Offshore wind energy generation and paleontology
With increased interest and investment in wind energy – especially as the U.S. considers leases in Federal Waters – it’s important to remember that geology and paleontology can play a big role. We hope to inspire architects, engineers, and the general public to research the influence geological and paleontological information can have on offshore facility design.
Offshore facility installations tend to be larger than their onshore equivalents. Wind turbines are no exception, as offshore turbines need to produce high wattage to offset a more costly installation. An offshore wind turbine installation can cost as much as $4 million per turbine. With that large of an investment, operators often want to understand the potential risks to their facilities and assess the design to withstand risks or potentially avoid certain risks.
Paleo for offshore facility risk assessment
Before any facility is installed, potential sites are risk-assessed by a team of experts usually led by a Geotechnical Engineer. Much of facility design relies on physical testing and classification of soil characteristics to arrive at foundation, slope stability, and settlement recommendations. Depending on the site (especially for larger facilities and those farther from shore) recurrence intervals (or return periods) of natural phenomena like faulting, landslides, floods, etc. are calculated to assess the probability of a magnitude event that the facility should be designed to withstand. An example of this would be a 1% probability of a certain natural occurrence, which is often termed a 100-year event.
In the offshore marine environment, these natural events tend to be wind, storm swells, submarine landslides, and fault movement in the subsurface, depending on the depth of anchors or footings. For large and costly investments, facilities may be designed for a 10,000-year event – an event that has a 1 in 10,000 chance of occurrence.
For a proper assessment, a record of 50,000 or 100,000 years can corroborate the recurrence of these 10,000-year events. The rock record preserves this evidence. The challenge is to place these events in the context of time. Radiocarbon dating techniques are often employed to create a time model. However, radiocarbon techniques are only relevant to 40-60,000 years in the past. For older time models, paleontology is employed.
Paleontology and Stable Isotope Stratigraphic – an alternative to radiogenic dating
Companies like Paleo Data Inc. examine rock samples for microscopic fossil content, searching for bioevents in the geologic past to put the events into context. This can all be done in an effective and cost-efficient manner.

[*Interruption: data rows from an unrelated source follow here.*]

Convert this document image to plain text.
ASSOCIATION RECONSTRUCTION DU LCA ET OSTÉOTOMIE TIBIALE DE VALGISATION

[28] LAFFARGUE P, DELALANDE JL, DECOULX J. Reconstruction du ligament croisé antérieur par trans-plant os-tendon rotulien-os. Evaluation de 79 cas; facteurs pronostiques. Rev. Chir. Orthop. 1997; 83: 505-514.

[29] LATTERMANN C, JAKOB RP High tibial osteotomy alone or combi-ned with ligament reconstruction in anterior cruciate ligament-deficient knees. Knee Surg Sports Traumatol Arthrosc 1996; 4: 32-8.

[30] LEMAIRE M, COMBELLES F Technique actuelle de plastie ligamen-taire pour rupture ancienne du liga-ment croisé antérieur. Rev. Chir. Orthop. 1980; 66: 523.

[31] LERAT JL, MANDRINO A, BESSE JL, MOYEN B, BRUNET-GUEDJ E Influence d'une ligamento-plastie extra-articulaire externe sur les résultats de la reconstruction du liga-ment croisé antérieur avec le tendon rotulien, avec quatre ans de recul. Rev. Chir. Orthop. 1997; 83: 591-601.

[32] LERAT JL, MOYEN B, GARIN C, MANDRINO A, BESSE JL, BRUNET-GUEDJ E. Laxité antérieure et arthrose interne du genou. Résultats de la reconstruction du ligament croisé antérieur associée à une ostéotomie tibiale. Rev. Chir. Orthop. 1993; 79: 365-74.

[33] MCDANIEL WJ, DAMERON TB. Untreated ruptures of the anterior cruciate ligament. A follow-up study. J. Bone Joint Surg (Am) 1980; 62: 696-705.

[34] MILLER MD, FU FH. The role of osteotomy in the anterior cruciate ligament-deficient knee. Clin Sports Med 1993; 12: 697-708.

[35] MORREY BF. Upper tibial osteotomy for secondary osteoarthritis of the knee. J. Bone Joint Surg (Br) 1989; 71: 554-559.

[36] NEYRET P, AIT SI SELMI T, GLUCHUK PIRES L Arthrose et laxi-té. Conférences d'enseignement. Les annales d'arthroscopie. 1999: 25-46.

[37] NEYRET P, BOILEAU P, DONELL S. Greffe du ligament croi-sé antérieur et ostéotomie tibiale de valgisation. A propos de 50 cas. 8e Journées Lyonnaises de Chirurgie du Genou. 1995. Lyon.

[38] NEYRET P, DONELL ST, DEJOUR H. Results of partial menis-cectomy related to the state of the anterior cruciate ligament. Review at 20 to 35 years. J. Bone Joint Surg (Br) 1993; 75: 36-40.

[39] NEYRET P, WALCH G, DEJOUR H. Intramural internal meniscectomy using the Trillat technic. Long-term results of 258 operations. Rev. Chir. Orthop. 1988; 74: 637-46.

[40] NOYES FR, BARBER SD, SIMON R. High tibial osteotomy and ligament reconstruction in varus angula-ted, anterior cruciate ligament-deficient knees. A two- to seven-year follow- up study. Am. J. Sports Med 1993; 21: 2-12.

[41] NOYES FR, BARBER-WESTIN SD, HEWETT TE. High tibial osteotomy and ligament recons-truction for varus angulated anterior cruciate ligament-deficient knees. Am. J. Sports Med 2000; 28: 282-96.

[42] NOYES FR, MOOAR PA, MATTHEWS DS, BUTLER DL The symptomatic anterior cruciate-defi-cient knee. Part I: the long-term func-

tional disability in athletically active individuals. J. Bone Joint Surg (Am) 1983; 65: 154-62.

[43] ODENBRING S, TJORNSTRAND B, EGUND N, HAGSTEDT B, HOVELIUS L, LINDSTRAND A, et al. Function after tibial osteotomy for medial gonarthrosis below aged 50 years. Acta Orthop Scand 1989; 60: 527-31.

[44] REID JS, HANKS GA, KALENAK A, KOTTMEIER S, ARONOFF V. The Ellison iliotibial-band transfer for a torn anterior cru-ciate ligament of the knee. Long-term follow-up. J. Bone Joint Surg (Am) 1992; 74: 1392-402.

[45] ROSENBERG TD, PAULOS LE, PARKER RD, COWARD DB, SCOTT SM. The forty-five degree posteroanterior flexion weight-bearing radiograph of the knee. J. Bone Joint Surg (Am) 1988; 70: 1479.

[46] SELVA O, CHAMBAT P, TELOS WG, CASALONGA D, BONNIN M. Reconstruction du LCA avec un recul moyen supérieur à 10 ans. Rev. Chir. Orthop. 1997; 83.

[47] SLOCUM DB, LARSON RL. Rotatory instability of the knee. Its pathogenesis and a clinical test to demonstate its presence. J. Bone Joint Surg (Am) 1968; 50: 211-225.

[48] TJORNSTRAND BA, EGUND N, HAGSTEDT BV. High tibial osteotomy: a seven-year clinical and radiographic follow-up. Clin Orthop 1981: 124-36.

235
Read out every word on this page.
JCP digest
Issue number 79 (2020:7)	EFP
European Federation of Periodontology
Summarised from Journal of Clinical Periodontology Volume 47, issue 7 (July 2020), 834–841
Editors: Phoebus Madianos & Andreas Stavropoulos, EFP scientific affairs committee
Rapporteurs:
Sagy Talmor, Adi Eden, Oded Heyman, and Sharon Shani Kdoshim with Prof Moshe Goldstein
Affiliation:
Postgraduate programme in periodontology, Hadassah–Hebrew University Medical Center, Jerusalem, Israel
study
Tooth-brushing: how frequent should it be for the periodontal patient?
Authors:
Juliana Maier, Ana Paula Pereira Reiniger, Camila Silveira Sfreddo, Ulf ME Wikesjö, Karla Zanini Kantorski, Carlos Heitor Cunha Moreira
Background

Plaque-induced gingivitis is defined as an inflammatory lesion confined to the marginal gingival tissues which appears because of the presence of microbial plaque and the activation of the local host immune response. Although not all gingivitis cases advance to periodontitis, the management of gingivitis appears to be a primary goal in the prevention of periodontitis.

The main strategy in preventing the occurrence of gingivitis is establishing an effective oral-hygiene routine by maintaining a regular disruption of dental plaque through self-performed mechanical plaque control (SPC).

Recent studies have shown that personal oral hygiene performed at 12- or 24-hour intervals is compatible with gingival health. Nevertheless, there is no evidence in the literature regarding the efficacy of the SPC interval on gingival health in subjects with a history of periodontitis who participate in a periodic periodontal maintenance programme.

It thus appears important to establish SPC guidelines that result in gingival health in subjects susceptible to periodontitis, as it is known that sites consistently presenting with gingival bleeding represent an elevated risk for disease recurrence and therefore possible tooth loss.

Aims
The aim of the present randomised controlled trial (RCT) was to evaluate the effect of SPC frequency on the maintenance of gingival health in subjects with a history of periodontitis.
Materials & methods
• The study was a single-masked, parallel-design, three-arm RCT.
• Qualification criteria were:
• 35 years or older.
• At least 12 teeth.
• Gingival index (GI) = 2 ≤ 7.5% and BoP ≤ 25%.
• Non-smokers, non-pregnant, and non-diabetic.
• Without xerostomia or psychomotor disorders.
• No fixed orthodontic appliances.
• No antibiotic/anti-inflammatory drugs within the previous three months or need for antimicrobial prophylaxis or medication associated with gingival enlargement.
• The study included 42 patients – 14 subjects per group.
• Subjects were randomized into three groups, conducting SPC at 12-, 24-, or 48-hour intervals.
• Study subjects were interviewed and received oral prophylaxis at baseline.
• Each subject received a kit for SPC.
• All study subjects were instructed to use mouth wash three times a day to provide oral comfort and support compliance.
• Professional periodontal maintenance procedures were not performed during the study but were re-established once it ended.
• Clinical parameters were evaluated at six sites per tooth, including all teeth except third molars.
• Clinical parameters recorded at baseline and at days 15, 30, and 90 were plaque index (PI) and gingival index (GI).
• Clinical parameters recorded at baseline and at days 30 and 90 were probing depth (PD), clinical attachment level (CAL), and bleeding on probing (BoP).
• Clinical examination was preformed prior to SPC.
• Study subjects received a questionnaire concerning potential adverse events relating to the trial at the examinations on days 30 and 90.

Additionally, certain fossils preserve the chemical properties of the oceanic water at the time the fossil was buried in seafloor sediment. Chemical properties like δO18 and δC13 have been studied thoroughly across the globe and shown to be cyclical in the geologic record. These chemical signatures – termed Stable Isotope Stratigraphy – provide resolution of time in the context of paleontological bioevents (based on global research) that rivals radiogenic dating methods.
Past events and ocean chemistry recorded by microscopic fossils provide a time model in the calculation of recurrence intervals (or probabilities) for natural events. The recurrence of a magnitude threshold for these natural events effects the placement and design of any facility – including oil and gas installations and wind turbines – in the context of a risk-assessed geotechnical evaluation.